Create a recursive function that fuses Elemwise Ops.

The basic idea is that we loop through an Elemwise node’s inputs, find other Elemwise nodes, determine the scalars input types for all of the Elemwise Ops, construct a new scalar Op using the scalar input types and each Elemwise’s scalar Op, and use the composite scalar Op in a new “fused” Elemwise.

It’s parameterized in order to work for Elemwise Ops.

  • op_class (type) – Elemwise class (the one that we want to fuse)

  • max_input_fct (callable) – A function that returns the maximum number of inputs that this Elemwise can take.

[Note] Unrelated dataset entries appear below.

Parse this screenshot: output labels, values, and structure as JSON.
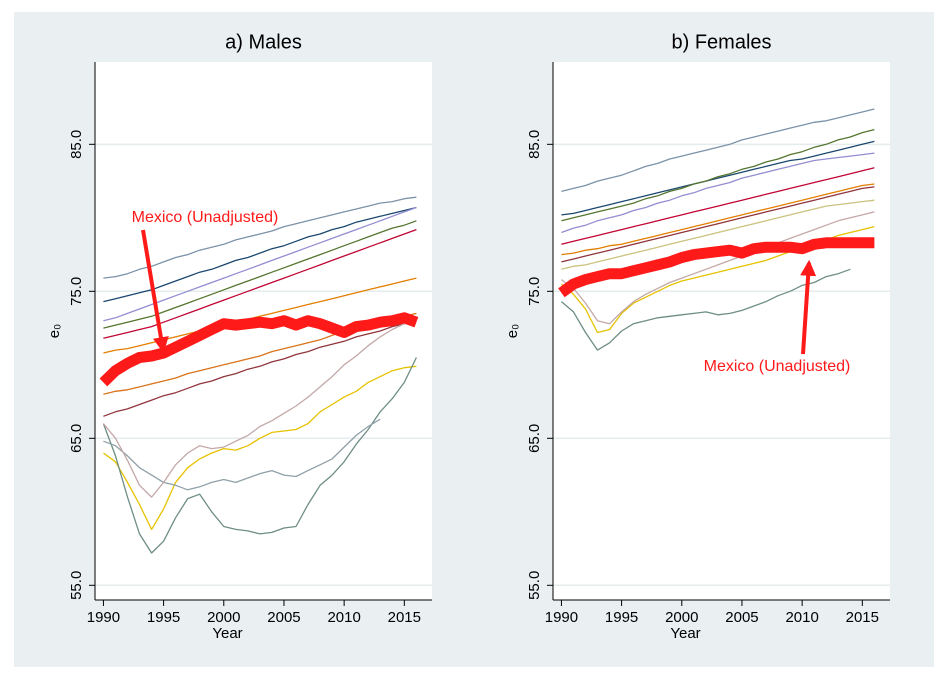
{
  "chart_data": [
    {
      "type": "line",
      "title": "a) Males",
      "x_label": "Year",
      "y_label": "e₀",
      "x": [
        1990,
        1991,
        1992,
        1993,
        1994,
        1995,
        1996,
        1997,
        1998,
        1999,
        2000,
        2001,
        2002,
        2003,
        2004,
        2005,
        2006,
        2007,
        2008,
        2009,
        2010,
        2011,
        2012,
        2013,
        2014,
        2015,
        2016
      ],
      "xlim": [
        1989.3,
        2017.3
      ],
      "ylim": [
        54,
        90.6
      ],
      "xticks": [
        1990,
        1995,
        2000,
        2005,
        2010,
        2015
      ],
      "yticks": [
        {
          "value": 55,
          "label": "55.0"
        },
        {
          "value": 65,
          "label": "65.0"
        },
        {
          "value": 75,
          "label": "75.0"
        },
        {
          "value": 85,
          "label": "85.0"
        }
      ],
      "grid": true,
      "annotation": "Mexico (Unadjusted)",
      "series": [
        {
          "color": "#7b92a8",
          "values": [
            75.9,
            76.0,
            76.2,
            76.5,
            76.7,
            77.0,
            77.3,
            77.5,
            77.8,
            78.0,
            78.2,
            78.5,
            78.7,
            78.9,
            79.1,
            79.4,
            79.6,
            79.8,
            80.0,
            80.2,
            80.4,
            80.6,
            80.8,
            81.0,
            81.1,
            81.3,
            81.4
          ]
        },
        {
          "color": "#1a476f",
          "values": [
            74.3,
            74.5,
            74.7,
            74.9,
            75.1,
            75.4,
            75.7,
            76.0,
            76.3,
            76.5,
            76.8,
            77.1,
            77.3,
            77.6,
            77.9,
            78.1,
            78.4,
            78.7,
            78.9,
            79.2,
            79.4,
            79.7,
            79.9,
            80.1,
            80.3,
            80.5,
            80.7
          ]
        },
        {
          "color": "#55752f",
          "values": [
            72.5,
            72.7,
            72.9,
            73.1,
            73.3,
            73.6,
            73.9,
            74.2,
            74.5,
            74.8,
            75.1,
            75.4,
            75.7,
            76.0,
            76.3,
            76.6,
            76.9,
            77.2,
            77.5,
            77.8,
            78.1,
            78.4,
            78.7,
            79.0,
            79.3,
            79.5,
            79.8
          ]
        },
        {
          "color": "#c10534",
          "values": [
            71.8,
            72.0,
            72.2,
            72.4,
            72.6,
            72.9,
            73.2,
            73.5,
            73.8,
            74.1,
            74.4,
            74.7,
            75.0,
            75.3,
            75.6,
            75.9,
            76.2,
            76.5,
            76.8,
            77.1,
            77.4,
            77.7,
            78.0,
            78.3,
            78.6,
            78.9,
            79.2
          ]
        },
        {
          "color": "#938dd2",
          "values": [
            73.0,
            73.2,
            73.5,
            73.8,
            74.1,
            74.4,
            74.7,
            75.0,
            75.3,
            75.6,
            75.9,
            76.2,
            76.5,
            76.8,
            77.1,
            77.4,
            77.7,
            78.0,
            78.3,
            78.6,
            78.9,
            79.2,
            79.5,
            79.8,
            80.1,
            80.4,
            80.7
          ]
        },
        {
          "color": "#e37e00",
          "values": [
            70.8,
            71.0,
            71.1,
            71.3,
            71.5,
            71.7,
            71.9,
            72.1,
            72.3,
            72.5,
            72.7,
            72.9,
            73.1,
            73.3,
            73.5,
            73.7,
            73.9,
            74.1,
            74.3,
            74.5,
            74.7,
            74.9,
            75.1,
            75.3,
            75.5,
            75.7,
            75.9
          ]
        },
        {
          "color": "#90353b",
          "values": [
            66.5,
            66.8,
            67.0,
            67.3,
            67.6,
            67.9,
            68.1,
            68.4,
            68.7,
            68.9,
            69.2,
            69.4,
            69.7,
            69.9,
            70.2,
            70.4,
            70.7,
            70.9,
            71.2,
            71.4,
            71.6,
            71.9,
            72.1,
            72.3,
            72.6,
            72.8,
            73.0
          ]
        },
        {
          "color": "#e6c200",
          "values": [
            64.0,
            63.4,
            62.0,
            60.5,
            58.8,
            60.2,
            62.0,
            63.0,
            63.6,
            64.0,
            64.3,
            64.2,
            64.5,
            65.0,
            65.4,
            65.5,
            65.6,
            66.0,
            66.8,
            67.3,
            67.8,
            68.2,
            68.8,
            69.2,
            69.6,
            69.8,
            69.9
          ]
        },
        {
          "color": "#6e8e84",
          "values": [
            66.0,
            63.8,
            61.0,
            58.5,
            57.2,
            58.0,
            59.6,
            60.9,
            61.2,
            60.0,
            59.0,
            58.8,
            58.7,
            58.5,
            58.6,
            58.9,
            59.0,
            60.5,
            61.8,
            62.5,
            63.4,
            64.6,
            65.6,
            66.8,
            67.7,
            68.8,
            70.5
          ]
        },
        {
          "color": "#8fa0a8",
          "values": [
            64.8,
            64.5,
            63.8,
            63.0,
            62.5,
            62.0,
            61.8,
            61.5,
            61.7,
            62.0,
            62.2,
            62.0,
            62.3,
            62.6,
            62.8,
            62.5,
            62.4,
            62.8,
            63.2,
            63.6,
            64.4,
            65.2,
            65.8,
            66.3,
            null,
            null,
            null
          ]
        },
        {
          "color": "#d9731c",
          "values": [
            68.0,
            68.2,
            68.3,
            68.5,
            68.7,
            68.9,
            69.1,
            69.4,
            69.6,
            69.8,
            70.0,
            70.2,
            70.4,
            70.6,
            70.9,
            71.1,
            71.3,
            71.5,
            71.7,
            72.0,
            72.3,
            72.5,
            72.7,
            72.9,
            73.1,
            73.3,
            73.5
          ]
        },
        {
          "color": "#c4a8a8",
          "values": [
            66.0,
            65.0,
            63.5,
            61.8,
            61.0,
            62.0,
            63.2,
            64.0,
            64.5,
            64.3,
            64.4,
            64.8,
            65.2,
            65.8,
            66.2,
            66.7,
            67.2,
            67.8,
            68.5,
            69.2,
            70.0,
            70.6,
            71.3,
            71.9,
            72.4,
            72.8,
            73.0
          ]
        },
        {
          "color": "#ff1a1a",
          "highlight": true,
          "values": [
            68.8,
            69.6,
            70.1,
            70.5,
            70.6,
            70.8,
            71.2,
            71.6,
            72.0,
            72.4,
            72.8,
            72.7,
            72.8,
            72.9,
            72.8,
            73.0,
            72.7,
            73.0,
            72.8,
            72.5,
            72.2,
            72.6,
            72.7,
            72.9,
            73.0,
            73.2,
            72.9
          ]
        }
      ]
    },
    {
      "type": "line",
      "title": "b) Females",
      "x_label": "Year",
      "y_label": "e₀",
      "x": [
        1990,
        1991,
        1992,
        1993,
        1994,
        1995,
        1996,
        1997,
        1998,
        1999,
        2000,
        2001,
        2002,
        2003,
        2004,
        2005,
        2006,
        2007,
        2008,
        2009,
        2010,
        2011,
        2012,
        2013,
        2014,
        2015,
        2016
      ],
      "xlim": [
        1989.3,
        2017.3
      ],
      "ylim": [
        54,
        90.6
      ],
      "xticks": [
        1990,
        1995,
        2000,
        2005,
        2010,
        2015
      ],
      "yticks": [
        {
          "value": 55,
          "label": "55.0"
        },
        {
          "value": 65,
          "label": "65.0"
        },
        {
          "value": 75,
          "label": "75.0"
        },
        {
          "value": 85,
          "label": "85.0"
        }
      ],
      "grid": true,
      "annotation": "Mexico (Unadjusted)",
      "series": [
        {
          "color": "#7b92a8",
          "values": [
            81.8,
            82.0,
            82.2,
            82.5,
            82.7,
            82.9,
            83.2,
            83.5,
            83.7,
            84.0,
            84.2,
            84.4,
            84.6,
            84.8,
            85.0,
            85.3,
            85.5,
            85.7,
            85.9,
            86.1,
            86.3,
            86.5,
            86.6,
            86.8,
            87.0,
            87.2,
            87.4
          ]
        },
        {
          "color": "#1a476f",
          "values": [
            80.2,
            80.3,
            80.5,
            80.7,
            80.9,
            81.1,
            81.3,
            81.5,
            81.7,
            81.9,
            82.1,
            82.3,
            82.5,
            82.7,
            82.9,
            83.1,
            83.3,
            83.5,
            83.7,
            83.9,
            84.0,
            84.2,
            84.4,
            84.6,
            84.8,
            85.0,
            85.2
          ]
        },
        {
          "color": "#55752f",
          "values": [
            79.8,
            80.0,
            80.2,
            80.4,
            80.6,
            80.8,
            81.0,
            81.3,
            81.5,
            81.8,
            82.0,
            82.3,
            82.5,
            82.8,
            83.0,
            83.3,
            83.5,
            83.8,
            84.0,
            84.3,
            84.5,
            84.8,
            85.0,
            85.3,
            85.5,
            85.8,
            86.0
          ]
        },
        {
          "color": "#c10534",
          "values": [
            78.2,
            78.4,
            78.6,
            78.8,
            79.0,
            79.2,
            79.4,
            79.6,
            79.8,
            80.0,
            80.2,
            80.4,
            80.6,
            80.8,
            81.0,
            81.2,
            81.4,
            81.6,
            81.8,
            82.0,
            82.2,
            82.4,
            82.6,
            82.8,
            83.0,
            83.2,
            83.4
          ]
        },
        {
          "color": "#938dd2",
          "values": [
            79.0,
            79.3,
            79.5,
            79.8,
            80.0,
            80.2,
            80.5,
            80.7,
            81.0,
            81.2,
            81.5,
            81.7,
            82.0,
            82.2,
            82.4,
            82.7,
            82.9,
            83.1,
            83.3,
            83.5,
            83.7,
            83.9,
            84.0,
            84.1,
            84.2,
            84.3,
            84.4
          ]
        },
        {
          "color": "#e37e00",
          "values": [
            77.5,
            77.6,
            77.8,
            77.9,
            78.1,
            78.2,
            78.4,
            78.6,
            78.8,
            79.0,
            79.2,
            79.4,
            79.6,
            79.8,
            80.0,
            80.2,
            80.4,
            80.6,
            80.8,
            81.0,
            81.2,
            81.4,
            81.6,
            81.8,
            82.0,
            82.2,
            82.3
          ]
        },
        {
          "color": "#cac27e",
          "values": [
            76.5,
            76.7,
            76.8,
            77.0,
            77.2,
            77.4,
            77.6,
            77.8,
            78.0,
            78.2,
            78.4,
            78.6,
            78.8,
            79.0,
            79.2,
            79.4,
            79.6,
            79.8,
            80.0,
            80.2,
            80.4,
            80.6,
            80.8,
            80.9,
            81.0,
            81.1,
            81.2
          ]
        },
        {
          "color": "#e6c200",
          "values": [
            75.5,
            74.8,
            73.8,
            72.2,
            72.4,
            73.5,
            74.2,
            74.6,
            75.0,
            75.4,
            75.7,
            75.9,
            76.1,
            76.3,
            76.5,
            76.7,
            76.9,
            77.1,
            77.4,
            77.7,
            78.0,
            78.2,
            78.5,
            78.8,
            79.0,
            79.2,
            79.4
          ]
        },
        {
          "color": "#6e8e84",
          "values": [
            74.3,
            73.6,
            72.2,
            71.0,
            71.5,
            72.3,
            72.8,
            73.0,
            73.2,
            73.3,
            73.4,
            73.5,
            73.6,
            73.4,
            73.5,
            73.7,
            74.0,
            74.3,
            74.7,
            75.0,
            75.4,
            75.6,
            76.0,
            76.2,
            76.5,
            null,
            null
          ]
        },
        {
          "color": "#90353b",
          "values": [
            77.0,
            77.2,
            77.4,
            77.6,
            77.8,
            78.0,
            78.2,
            78.4,
            78.6,
            78.8,
            79.0,
            79.2,
            79.4,
            79.6,
            79.8,
            80.0,
            80.2,
            80.4,
            80.6,
            80.8,
            81.0,
            81.2,
            81.4,
            81.6,
            81.8,
            82.0,
            82.1
          ]
        },
        {
          "color": "#c4a8a8",
          "values": [
            75.8,
            75.2,
            74.2,
            73.0,
            72.8,
            73.6,
            74.3,
            74.8,
            75.2,
            75.6,
            75.9,
            76.2,
            76.5,
            76.8,
            77.1,
            77.4,
            77.7,
            78.0,
            78.3,
            78.6,
            78.9,
            79.2,
            79.5,
            79.8,
            80.0,
            80.2,
            80.4
          ]
        },
        {
          "color": "#ff1a1a",
          "highlight": true,
          "values": [
            74.9,
            75.5,
            75.8,
            76.0,
            76.2,
            76.2,
            76.4,
            76.6,
            76.8,
            77.0,
            77.3,
            77.5,
            77.6,
            77.7,
            77.8,
            77.6,
            77.9,
            78.0,
            78.0,
            78.0,
            77.9,
            78.2,
            78.3,
            78.3,
            78.3,
            78.3,
            78.3
          ]
        }
      ]
    }
  ]
}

On the CPU we limit to 32 input variables since that is the maximum NumPy support.

  • maker (callable) – A function with the signature (node, *args) that constructs an op_class instance (e.g. op_class(*args)).

Random variables#

aesara.tensor.random.rewriting.basic.is_rv_used_in_graph(base_rv, node, fgraph)[source]#

Determine whether or not base_rv is used by a node other than node in fgraph.

If a node uses Shape or Shape_i on the base_rv, we ignore it, because those Op`s don't rely on the actual sample values of `base_rv.

TODO: We should apply all the shape rewrites before these rewrites, since that would properly remove the unnecessary dependencies on base_rv (when possible).